В комнате не было ни стола, ни стула, и вообще никакой мебели, холодный известняк стен, тускло поблескивающий, обтертый тысячами рук, глушил голоса.
— Что ж, будем драться до последнего.
— Прошло время клясться именем Родины, настало время умереть за нее…
Вошел командарм, и все расступились, выстроились вдоль стен. Следом вошли члены Военного совета — Чухнов и Кузнецов.

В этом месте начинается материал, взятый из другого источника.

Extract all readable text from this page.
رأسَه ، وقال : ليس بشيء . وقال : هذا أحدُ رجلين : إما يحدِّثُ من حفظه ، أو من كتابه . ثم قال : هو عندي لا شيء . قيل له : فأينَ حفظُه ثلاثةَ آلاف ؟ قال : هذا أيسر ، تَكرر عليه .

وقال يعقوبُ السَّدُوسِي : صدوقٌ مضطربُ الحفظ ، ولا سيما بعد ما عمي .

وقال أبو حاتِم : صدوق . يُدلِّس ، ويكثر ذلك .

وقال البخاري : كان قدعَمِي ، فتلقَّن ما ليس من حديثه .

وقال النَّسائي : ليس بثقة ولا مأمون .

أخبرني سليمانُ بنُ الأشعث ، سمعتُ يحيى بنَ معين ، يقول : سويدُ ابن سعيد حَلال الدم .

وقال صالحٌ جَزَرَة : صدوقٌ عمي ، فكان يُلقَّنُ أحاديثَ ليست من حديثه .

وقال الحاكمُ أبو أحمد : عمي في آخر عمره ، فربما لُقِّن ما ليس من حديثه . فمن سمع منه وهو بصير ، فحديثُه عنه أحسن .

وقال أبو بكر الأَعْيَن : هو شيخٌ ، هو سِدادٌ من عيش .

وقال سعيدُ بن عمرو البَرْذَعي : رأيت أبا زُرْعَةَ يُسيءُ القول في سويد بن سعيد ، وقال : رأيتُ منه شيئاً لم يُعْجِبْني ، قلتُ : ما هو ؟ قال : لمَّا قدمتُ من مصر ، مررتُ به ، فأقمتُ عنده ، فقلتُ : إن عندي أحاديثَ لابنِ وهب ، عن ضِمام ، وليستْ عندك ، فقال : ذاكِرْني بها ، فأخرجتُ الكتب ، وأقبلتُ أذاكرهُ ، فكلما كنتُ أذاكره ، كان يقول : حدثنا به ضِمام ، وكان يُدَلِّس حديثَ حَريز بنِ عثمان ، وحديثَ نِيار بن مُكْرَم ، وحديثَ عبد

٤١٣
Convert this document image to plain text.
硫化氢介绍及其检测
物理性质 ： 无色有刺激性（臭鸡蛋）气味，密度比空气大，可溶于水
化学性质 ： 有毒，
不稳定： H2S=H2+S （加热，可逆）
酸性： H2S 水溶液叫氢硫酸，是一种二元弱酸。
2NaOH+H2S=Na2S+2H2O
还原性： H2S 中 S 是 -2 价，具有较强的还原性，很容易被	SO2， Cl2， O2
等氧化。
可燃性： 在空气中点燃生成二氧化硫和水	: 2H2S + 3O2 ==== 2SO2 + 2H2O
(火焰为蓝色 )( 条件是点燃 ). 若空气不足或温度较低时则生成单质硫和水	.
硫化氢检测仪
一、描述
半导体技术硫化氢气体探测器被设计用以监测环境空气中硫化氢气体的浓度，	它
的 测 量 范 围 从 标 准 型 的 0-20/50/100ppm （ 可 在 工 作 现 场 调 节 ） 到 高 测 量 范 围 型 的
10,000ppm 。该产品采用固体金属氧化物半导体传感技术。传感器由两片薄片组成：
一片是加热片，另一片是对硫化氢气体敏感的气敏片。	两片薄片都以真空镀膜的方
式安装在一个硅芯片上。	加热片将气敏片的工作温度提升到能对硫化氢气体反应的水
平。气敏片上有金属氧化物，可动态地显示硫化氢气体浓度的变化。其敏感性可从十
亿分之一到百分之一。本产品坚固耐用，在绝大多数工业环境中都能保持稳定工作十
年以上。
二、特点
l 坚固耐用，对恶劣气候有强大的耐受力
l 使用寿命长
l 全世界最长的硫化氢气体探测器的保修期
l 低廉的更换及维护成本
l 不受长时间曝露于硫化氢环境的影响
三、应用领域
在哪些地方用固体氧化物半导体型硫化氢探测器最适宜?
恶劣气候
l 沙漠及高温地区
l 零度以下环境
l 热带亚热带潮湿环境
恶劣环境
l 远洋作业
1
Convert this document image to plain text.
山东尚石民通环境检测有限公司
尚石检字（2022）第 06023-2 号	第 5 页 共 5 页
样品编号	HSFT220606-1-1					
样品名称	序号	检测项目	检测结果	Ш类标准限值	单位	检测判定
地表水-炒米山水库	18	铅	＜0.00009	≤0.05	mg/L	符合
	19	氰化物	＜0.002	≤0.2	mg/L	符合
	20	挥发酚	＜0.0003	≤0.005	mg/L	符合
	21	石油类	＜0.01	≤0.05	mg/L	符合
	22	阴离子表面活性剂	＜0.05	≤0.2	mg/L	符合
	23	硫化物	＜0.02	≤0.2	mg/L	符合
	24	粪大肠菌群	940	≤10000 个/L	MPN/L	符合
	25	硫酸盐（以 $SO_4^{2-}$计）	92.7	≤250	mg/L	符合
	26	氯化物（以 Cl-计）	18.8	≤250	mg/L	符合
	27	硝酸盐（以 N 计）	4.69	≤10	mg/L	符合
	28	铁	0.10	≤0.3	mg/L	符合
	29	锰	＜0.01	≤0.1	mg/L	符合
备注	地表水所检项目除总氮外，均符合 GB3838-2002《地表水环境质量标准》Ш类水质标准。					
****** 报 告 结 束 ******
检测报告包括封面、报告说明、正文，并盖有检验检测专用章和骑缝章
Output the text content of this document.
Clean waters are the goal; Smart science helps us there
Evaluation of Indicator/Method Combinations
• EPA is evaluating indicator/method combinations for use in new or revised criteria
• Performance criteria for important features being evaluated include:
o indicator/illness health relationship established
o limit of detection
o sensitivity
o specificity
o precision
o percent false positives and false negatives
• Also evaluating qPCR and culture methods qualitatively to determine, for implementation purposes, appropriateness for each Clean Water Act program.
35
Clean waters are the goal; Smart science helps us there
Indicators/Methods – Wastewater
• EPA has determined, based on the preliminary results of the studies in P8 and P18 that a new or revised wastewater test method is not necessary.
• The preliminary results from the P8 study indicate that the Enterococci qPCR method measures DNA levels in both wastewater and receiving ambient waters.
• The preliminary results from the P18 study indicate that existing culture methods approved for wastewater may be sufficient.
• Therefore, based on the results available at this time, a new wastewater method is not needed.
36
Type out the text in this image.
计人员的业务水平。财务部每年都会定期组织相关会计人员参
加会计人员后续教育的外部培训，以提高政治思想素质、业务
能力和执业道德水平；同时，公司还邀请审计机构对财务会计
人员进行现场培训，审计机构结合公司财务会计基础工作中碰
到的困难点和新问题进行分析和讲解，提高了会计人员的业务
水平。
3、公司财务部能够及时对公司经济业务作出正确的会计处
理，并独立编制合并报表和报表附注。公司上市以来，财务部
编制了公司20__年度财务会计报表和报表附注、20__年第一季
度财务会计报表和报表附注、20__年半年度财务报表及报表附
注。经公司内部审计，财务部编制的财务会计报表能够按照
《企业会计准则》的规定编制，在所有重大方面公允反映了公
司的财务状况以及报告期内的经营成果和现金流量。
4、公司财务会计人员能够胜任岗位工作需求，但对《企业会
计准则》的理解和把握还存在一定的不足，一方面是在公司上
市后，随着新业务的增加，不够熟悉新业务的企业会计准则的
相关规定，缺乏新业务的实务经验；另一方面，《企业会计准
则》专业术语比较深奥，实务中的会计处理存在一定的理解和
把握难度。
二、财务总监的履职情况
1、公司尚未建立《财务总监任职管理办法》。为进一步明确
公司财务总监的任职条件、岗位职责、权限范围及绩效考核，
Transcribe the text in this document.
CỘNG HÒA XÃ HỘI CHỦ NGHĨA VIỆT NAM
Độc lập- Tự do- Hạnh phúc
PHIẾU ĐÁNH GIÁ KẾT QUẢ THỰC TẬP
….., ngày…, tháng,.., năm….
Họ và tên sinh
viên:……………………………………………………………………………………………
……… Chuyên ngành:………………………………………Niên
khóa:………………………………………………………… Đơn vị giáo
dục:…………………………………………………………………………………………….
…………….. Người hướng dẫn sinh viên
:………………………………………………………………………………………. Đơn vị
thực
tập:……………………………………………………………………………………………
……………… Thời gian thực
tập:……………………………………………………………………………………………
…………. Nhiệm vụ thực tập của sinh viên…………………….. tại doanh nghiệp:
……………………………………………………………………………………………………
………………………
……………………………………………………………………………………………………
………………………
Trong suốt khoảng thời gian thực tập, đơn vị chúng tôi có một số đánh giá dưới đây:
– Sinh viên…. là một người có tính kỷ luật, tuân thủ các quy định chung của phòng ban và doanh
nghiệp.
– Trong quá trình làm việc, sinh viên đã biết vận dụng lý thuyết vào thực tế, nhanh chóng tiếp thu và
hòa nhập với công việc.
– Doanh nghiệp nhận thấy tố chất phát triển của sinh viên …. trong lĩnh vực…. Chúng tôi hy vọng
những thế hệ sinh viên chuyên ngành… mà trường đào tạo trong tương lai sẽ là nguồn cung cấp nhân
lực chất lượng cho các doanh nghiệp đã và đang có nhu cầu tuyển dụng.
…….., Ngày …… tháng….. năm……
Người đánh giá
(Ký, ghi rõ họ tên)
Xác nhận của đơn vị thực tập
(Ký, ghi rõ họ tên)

Минуту Петров молча оглядывал собравшихся командиров. Вот они, друзья и соратники, разделившие с ним великую страду севастопольскую и готовые разделить, если придется, последние патроны, — генералы Новиков, Коломиец, полковники Капитохин, Скутельник, Ласкин. Не все, кого вызывали, прибыли на совещание, и Петрову, как тогда, восемь месяцев назад, в Экибаше, захотелось сказать: «Раз не прибыли, значит, не смогли». Не сказал, не до того было, чтобы травить душу воспоминаниями. Но сам не мог избавиться от мыслей об Экибаше, и когда начал говорить, обрисовывая общую обстановку, все думал о том первом совещании, определившем поворот армии к Севастополю и по существу, всю его героическую эпопею. Прав ли был тогда, поворачивая армию на восток? Ведь, в конечном счете, Севастополь удержать не удается?… Мысль эта тенью прошла и пропала. Прав ли боец, бросающийся с гранатами под танк? Прав ли комиссар, встающий под пулями в рост, чтобы увлечь роту в атаку? Прав ли командир, вызывающий огонь на себя, чтобы уничтожить врагов, окруживших НП?… У человека, защищающего родину, одна цель — уничтожить врага. Даже если цена — собственная жизнь… Кто соразмерит все взаимосвязи войны? Может, наша победа под Москвой удалась потому, что у Гитлера не хватило армии Манштейна, застрявшей под Севастополем? Может, не будь Севастополя, немцы, форсировав Керченский пролив, уже маршировали бы на Кавказ?…
— Прошу коротко доложить о состоянии ваших соединений, — сказал Петров.
Ни карт, ни схем в помещении не было, но это никого не смутило: каждый знал свои рубежи до последнего камня, свои возможности — до последнего человека. Петров слушал, опустив голову, оттягивая рукой правую портупею, как ремень винтовки. Два ордена взблескивали над левым карманом гимнастерки, на петлицах туго застегнутого воротника светлело по две генеральские звездочки. Лицо его все более мрачнело, и командиры, наблюдавшие за ним, понимали: у командарма до этого совещания тоже были более оптимистичные представления о состоянии войск.